The president praised the troops for what he characterised as recent military gains in the nine-year conflict. Our coalition "is strong and is growing," he said. "You're going on the offense (we're) tired of playing defense."
Obama visited a hospital on the base, where he met with five wounded soldiers and three wounded civilian contractors, reporters traveling with the president said.
He awarded five Purple Hearts and met with the surviving members of a platoon that lost six members earlier in the week. The atmosphere appeared more subdued than in past presidential visits. As Obama noted that "many of you have stood before the solemn battle cross, display of boots, a rifle, a helmet and said goodbye to a fallen soldier."
The president later huddled with National Security Adviser Tom Donilon, Ambassador Karl Eikenberry, and Gen. David Petraeus, the top U.S. commander in Afghanistan.
It was unclear whether U.S. concerns with the Karzai government publicised this week by the website WikiLeaks were discussed. Two of the cables paint an unflattering portrait of President Karzai's half brother, Ahmed Wali Karzai, who has been accused of dealing in drugs.
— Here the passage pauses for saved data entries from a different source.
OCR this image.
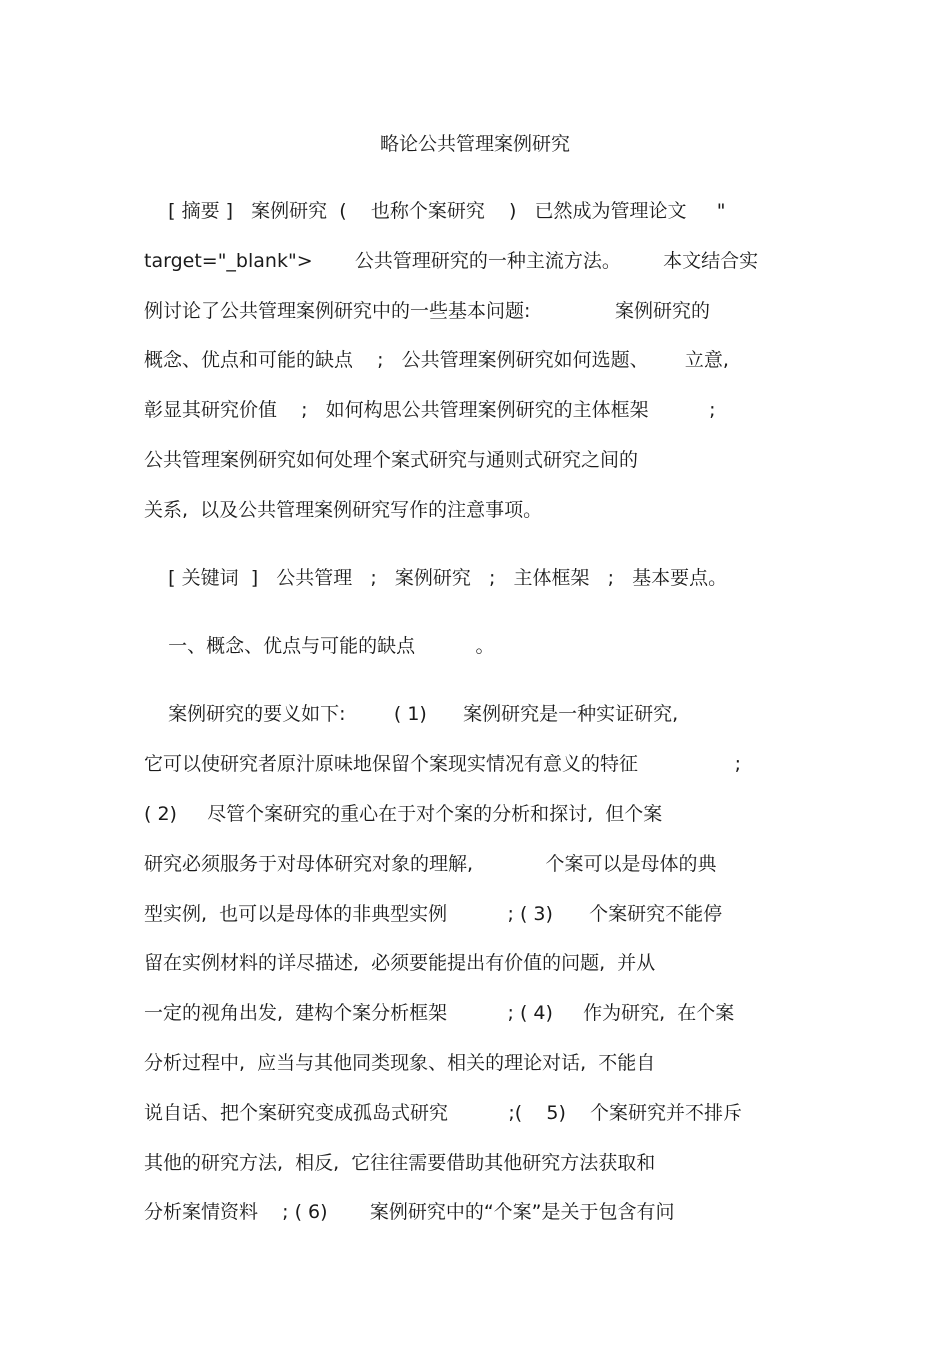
略论公共管理案例研究
[ 摘要 ]   案例研究  (    也称个案研究    )   已然成为管理论文     "
target="_blank">       公共管理研究的一种主流方法。       本文结合实
例讨论了公共管理案例研究中的一些基本问题:              案例研究的
概念、优点和可能的缺点    ;   公共管理案例研究如何选题、      立意,
彰显其研究价值    ;   如何构思公共管理案例研究的主体框架          ;
公共管理案例研究如何处理个案式研究与通则式研究之间的
关系,  以及公共管理案例研究写作的注意事项。
[ 关键词  ]   公共管理   ;   案例研究   ;   主体框架   ;   基本要点。
一、概念、优点与可能的缺点          。
案例研究的要义如下:        ( 1)      案例研究是一种实证研究,
它可以使研究者原汁原味地保留个案现实情况有意义的特征                ;
( 2)     尽管个案研究的重心在于对个案的分析和探讨,  但个案
研究必须服务于对母体研究对象的理解,            个案可以是母体的典
型实例,  也可以是母体的非典型实例          ; ( 3)      个案研究不能停
留在实例材料的详尽描述,  必须要能提出有价值的问题,  并从
一定的视角出发,  建构个案分析框架          ; ( 4)     作为研究,  在个案
分析过程中,  应当与其他同类现象、相关的理论对话,  不能自
说自话、把个案研究变成孤岛式研究          ;(    5)    个案研究并不排斥
其他的研究方法,  相反,  它往往需要借助其他研究方法获取和
分析案情资料    ; ( 6)       案例研究中的“个案”是关于包含有问
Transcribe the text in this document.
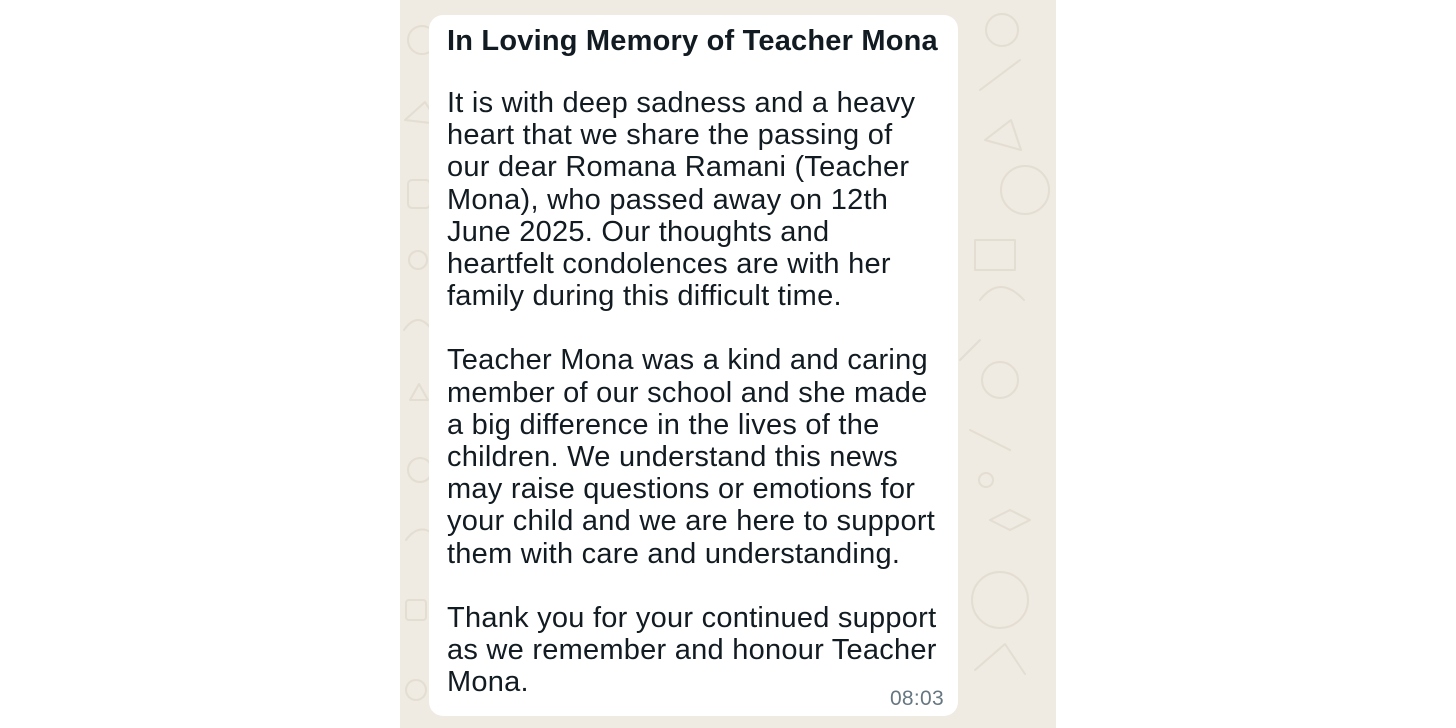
In Loving Memory of Teacher Mona

It is with deep sadness and a heavy heart that we share the passing of our dear Romana Ramani (Teacher Mona), who passed away on 12th June 2025. Our thoughts and heartfelt condolences are with her family during this difficult time.

Teacher Mona was a kind and caring member of our school and she made a big difference in the lives of the children. We understand this news may raise questions or emotions for your child and we are here to support them with care and understanding.

Thank you for your continued support as we remember and honour Teacher Mona.

08:03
Prior to the latest WikiLeaks disclosures, Petraeus met with the Afghan president in an effort to ease tensions. Karzai had told the Washington Post that he would like to scale back the U.S. military presence in his nation, and criticised it as "intrusive" while calling Special Operations raids a problem. In response, Petraeus told Karzai aides that the president's view could make his relationship with the United States "untenable."
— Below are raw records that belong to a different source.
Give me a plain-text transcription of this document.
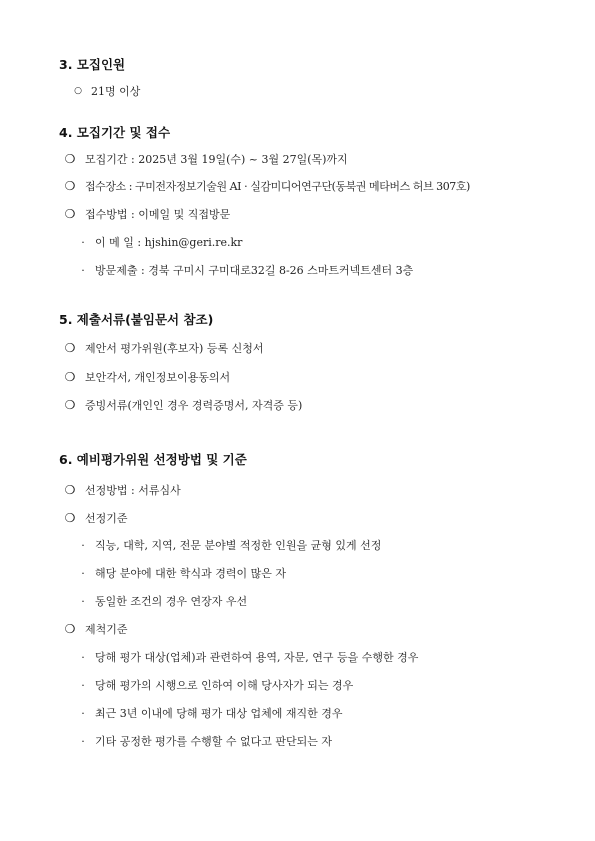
3. 모집인원
○ 21명 이상
4. 모집기간 및 접수
❍ 모집기간 : 2025년 3월 19일(수) ~ 3월 27일(목)까지
❍ 접수장소 : 구미전자정보기술원 AI · 실감미디어연구단(동북권 메타버스 허브 307호)
❍ 접수방법 : 이메일 및 직접방문
· 이 메 일 : hjshin@geri.re.kr
· 방문제출 : 경북 구미시 구미대로32길 8-26 스마트커넥트센터 3층
5. 제출서류(붙임문서 참조)
❍ 제안서 평가위원(후보자) 등록 신청서
❍ 보안각서, 개인정보이용동의서
❍ 증빙서류(개인인 경우 경력증명서, 자격증 등)
6. 예비평가위원 선정방법 및 기준
❍ 선정방법 : 서류심사
❍ 선정기준
· 직능, 대학, 지역, 전문 분야별 적정한 인원을 균형 있게 선정
· 해당 분야에 대한 학식과 경력이 많은 자
· 동일한 조건의 경우 연장자 우선
❍ 제척기준
· 당해 평가 대상(업체)과 관련하여 용역, 자문, 연구 등을 수행한 경우
· 당해 평가의 시행으로 인하여 이해 당사자가 되는 경우
· 최근 3년 이내에 당해 평가 대상 업체에 재직한 경우
· 기타 공정한 평가를 수행할 수 없다고 판단되는 자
Obama's remarks offered a more positive assessment of the situation on the ground than he has in some time, influenced perhaps by the optimism expressed in recent weeks by his commanding general, Gen. David H. Petraeus. American military forces have tripled, to 100,000, on Obama's watch, and he has vowed to begin reducing the number of troops next July.
But others in Washington and Kabul have been more sceptical of the claims of progress, noting the unabated and pervasive corruption of Karzai's government, the resilience of the insurgency despite escalated attacks and the debacle of recent peace talks that turned out to be held not with a senior Taliban leader but an impostor.

Barrister Harun ur Rashid is a former Bangladesh Ambassador to the UN, Geneva.